On St. Patrick’s Day, a pub on Detroit’s Michigan Avenue refused to serve anyone Irish or wearing green.
“We don’t need no more immigrants in this country,” Bouncer Bill Johns reportedly told passersby. “The majority of them aren’t helping anybody but themselves.”
The twist? This is (thankfully) not a real bar.
“No Irish Pub” is an installation by Bloomington Hills resident Dan Margulis, who wanted to raise awareness of and generate conversation about how different immigrant communities were and are treated in America. He was galvanized by recent Deferred Action for Childhood Arrivals (DACA) media coverage and DREAMers controversies.

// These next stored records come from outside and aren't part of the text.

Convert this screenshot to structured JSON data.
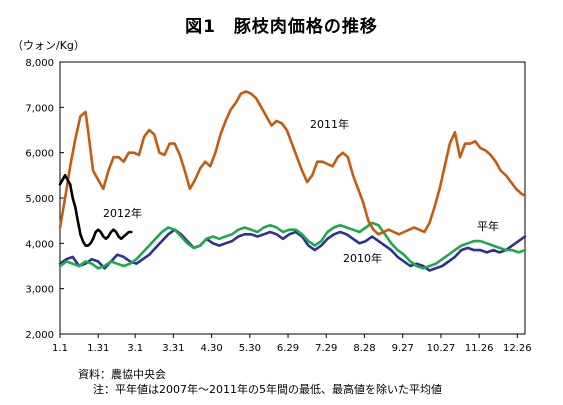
{
  "chart_data": {
    "type": "line",
    "title": "図1　豚枝肉価格の推移",
    "ylabel": "（ウォン/Kg）",
    "xlabel": "",
    "ylim": [
      2000,
      8000
    ],
    "yticks": [
      2000,
      3000,
      4000,
      5000,
      6000,
      7000,
      8000
    ],
    "ytick_labels": [
      "2,000",
      "3,000",
      "4,000",
      "5,000",
      "6,000",
      "7,000",
      "8,000"
    ],
    "x_domain": [
      0,
      365
    ],
    "x_ticks": [
      {
        "label": "1.1",
        "x": 0
      },
      {
        "label": "1.31",
        "x": 30
      },
      {
        "label": "3.1",
        "x": 59
      },
      {
        "label": "3.31",
        "x": 89
      },
      {
        "label": "4.30",
        "x": 119
      },
      {
        "label": "5.30",
        "x": 149
      },
      {
        "label": "6.29",
        "x": 179
      },
      {
        "label": "7.29",
        "x": 209
      },
      {
        "label": "8.28",
        "x": 239
      },
      {
        "label": "9.27",
        "x": 269
      },
      {
        "label": "10.27",
        "x": 299
      },
      {
        "label": "11.26",
        "x": 329
      },
      {
        "label": "12.26",
        "x": 359
      }
    ],
    "grid": false,
    "series": [
      {
        "name": "2011年",
        "color": "#c55a11",
        "x": [
          0,
          4,
          8,
          12,
          16,
          20,
          22,
          26,
          30,
          34,
          38,
          42,
          46,
          50,
          54,
          58,
          62,
          66,
          70,
          74,
          78,
          82,
          86,
          90,
          94,
          98,
          102,
          106,
          110,
          114,
          118,
          122,
          126,
          130,
          134,
          138,
          142,
          146,
          150,
          154,
          158,
          162,
          166,
          170,
          174,
          178,
          182,
          186,
          190,
          194,
          198,
          202,
          206,
          210,
          214,
          218,
          222,
          226,
          230,
          234,
          238,
          242,
          246,
          250,
          254,
          258,
          262,
          266,
          270,
          274,
          278,
          282,
          286,
          290,
          294,
          298,
          302,
          306,
          310,
          314,
          318,
          322,
          326,
          330,
          334,
          338,
          342,
          346,
          350,
          354,
          358,
          362,
          365
        ],
        "values": [
          4350,
          5000,
          5700,
          6300,
          6800,
          6900,
          6500,
          5600,
          5400,
          5200,
          5600,
          5900,
          5900,
          5800,
          6000,
          6000,
          5950,
          6350,
          6500,
          6400,
          6000,
          5950,
          6200,
          6200,
          5950,
          5600,
          5200,
          5400,
          5650,
          5800,
          5700,
          6000,
          6400,
          6700,
          6950,
          7100,
          7300,
          7350,
          7300,
          7200,
          7000,
          6800,
          6600,
          6700,
          6650,
          6500,
          6200,
          5900,
          5600,
          5350,
          5500,
          5800,
          5800,
          5750,
          5700,
          5900,
          6000,
          5900,
          5500,
          5200,
          4900,
          4500,
          4300,
          4200,
          4250,
          4300,
          4250,
          4200,
          4250,
          4300,
          4350,
          4300,
          4250,
          4450,
          4800,
          5200,
          5700,
          6200,
          6450,
          5900,
          6200,
          6200,
          6250,
          6100,
          6050,
          5950,
          5800,
          5600,
          5500,
          5350,
          5200,
          5100,
          5050
        ]
      },
      {
        "name": "2012年",
        "color": "#000000",
        "x": [
          0,
          2,
          4,
          6,
          8,
          10,
          12,
          14,
          16,
          18,
          20,
          22,
          24,
          26,
          28,
          30,
          32,
          34,
          36,
          38,
          40,
          42,
          44,
          46,
          48,
          50,
          52,
          54,
          56
        ],
        "values": [
          5300,
          5400,
          5500,
          5400,
          5300,
          5000,
          4800,
          4500,
          4200,
          4050,
          3950,
          3950,
          4000,
          4100,
          4250,
          4300,
          4250,
          4150,
          4100,
          4150,
          4250,
          4300,
          4250,
          4150,
          4100,
          4150,
          4200,
          4250,
          4250
        ]
      },
      {
        "name": "2010年",
        "color": "#2e3192",
        "x": [
          0,
          5,
          10,
          15,
          20,
          25,
          30,
          35,
          40,
          45,
          50,
          55,
          60,
          65,
          70,
          75,
          80,
          85,
          90,
          95,
          100,
          105,
          110,
          115,
          120,
          125,
          130,
          135,
          140,
          145,
          150,
          155,
          160,
          165,
          170,
          175,
          180,
          185,
          190,
          195,
          200,
          205,
          210,
          215,
          220,
          225,
          230,
          235,
          240,
          245,
          250,
          255,
          260,
          265,
          270,
          275,
          280,
          285,
          290,
          295,
          300,
          305,
          310,
          315,
          320,
          325,
          330,
          335,
          340,
          345,
          350,
          355,
          360,
          365
        ],
        "values": [
          3550,
          3650,
          3700,
          3500,
          3550,
          3650,
          3600,
          3450,
          3600,
          3750,
          3700,
          3600,
          3550,
          3650,
          3750,
          3900,
          4050,
          4200,
          4300,
          4200,
          4050,
          3900,
          3950,
          4100,
          4000,
          3950,
          4000,
          4050,
          4150,
          4200,
          4200,
          4150,
          4200,
          4250,
          4200,
          4100,
          4200,
          4250,
          4150,
          3950,
          3850,
          3950,
          4100,
          4200,
          4250,
          4200,
          4100,
          4000,
          4050,
          4150,
          4050,
          3950,
          3850,
          3700,
          3600,
          3500,
          3550,
          3500,
          3400,
          3450,
          3500,
          3600,
          3700,
          3850,
          3900,
          3850,
          3850,
          3800,
          3850,
          3800,
          3850,
          3950,
          4050,
          4150
        ]
      },
      {
        "name": "平年",
        "color": "#1fa84e",
        "x": [
          0,
          5,
          10,
          15,
          20,
          25,
          30,
          35,
          40,
          45,
          50,
          55,
          60,
          65,
          70,
          75,
          80,
          85,
          90,
          95,
          100,
          105,
          110,
          115,
          120,
          125,
          130,
          135,
          140,
          145,
          150,
          155,
          160,
          165,
          170,
          175,
          180,
          185,
          190,
          195,
          200,
          205,
          210,
          215,
          220,
          225,
          230,
          235,
          240,
          245,
          250,
          255,
          260,
          265,
          270,
          275,
          280,
          285,
          290,
          295,
          300,
          305,
          310,
          315,
          320,
          325,
          330,
          335,
          340,
          345,
          350,
          355,
          360,
          365
        ],
        "values": [
          3500,
          3600,
          3550,
          3500,
          3600,
          3550,
          3450,
          3500,
          3600,
          3550,
          3500,
          3550,
          3650,
          3800,
          3950,
          4100,
          4250,
          4350,
          4300,
          4150,
          4000,
          3900,
          3950,
          4100,
          4150,
          4100,
          4150,
          4200,
          4300,
          4350,
          4300,
          4250,
          4350,
          4400,
          4350,
          4250,
          4300,
          4300,
          4200,
          4050,
          3950,
          4050,
          4250,
          4350,
          4400,
          4350,
          4300,
          4250,
          4350,
          4450,
          4400,
          4200,
          4000,
          3850,
          3750,
          3600,
          3500,
          3450,
          3500,
          3550,
          3650,
          3750,
          3850,
          3950,
          4000,
          4050,
          4050,
          4000,
          3950,
          3900,
          3850,
          3850,
          3800,
          3850
        ]
      }
    ],
    "annotations": [
      {
        "text": "2011年",
        "series": "2011年"
      },
      {
        "text": "2012年",
        "series": "2012年"
      },
      {
        "text": "2010年",
        "series": "2010年"
      },
      {
        "text": "平年",
        "series": "平年"
      }
    ]
  },
  "footer": {
    "source": "資料：農協中央会",
    "note": "注：平年値は2007年～2011年の5年間の最低、最高値を除いた平均値"
  }
}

A production company, Atlas Industries, created a video of the project.
“On a day when everyone is proclaiming solidarity with an immigrant group… We wanted them to feel like it was like to be treated like an Irish immigrant years ago in this country,” Margulis told USA Today. “Hopefully, that would get them to think about the way we treat current immigrant groups.”
Irish immigrants were marginalized when they arrived in America. According to the Irish Times, between the 1840s and 1870s, some 50,000 Irish emigres were actually forcibly expelled from Massachusetts and deported to Ireland and Britain. Signs reading, “Help Wanted: No Irish Need Apply” were hung outside of U.S. businesses in the 19th century.
Although contemporary historians debate the pervasiveness of those signs, they loom large in collective memory. And the trajectory of Irish-Americans provide individuals like Margulis a useful allegory for contemporary immigration rhetoric.
“It’s about starting a conversation,” Margulis told NPR.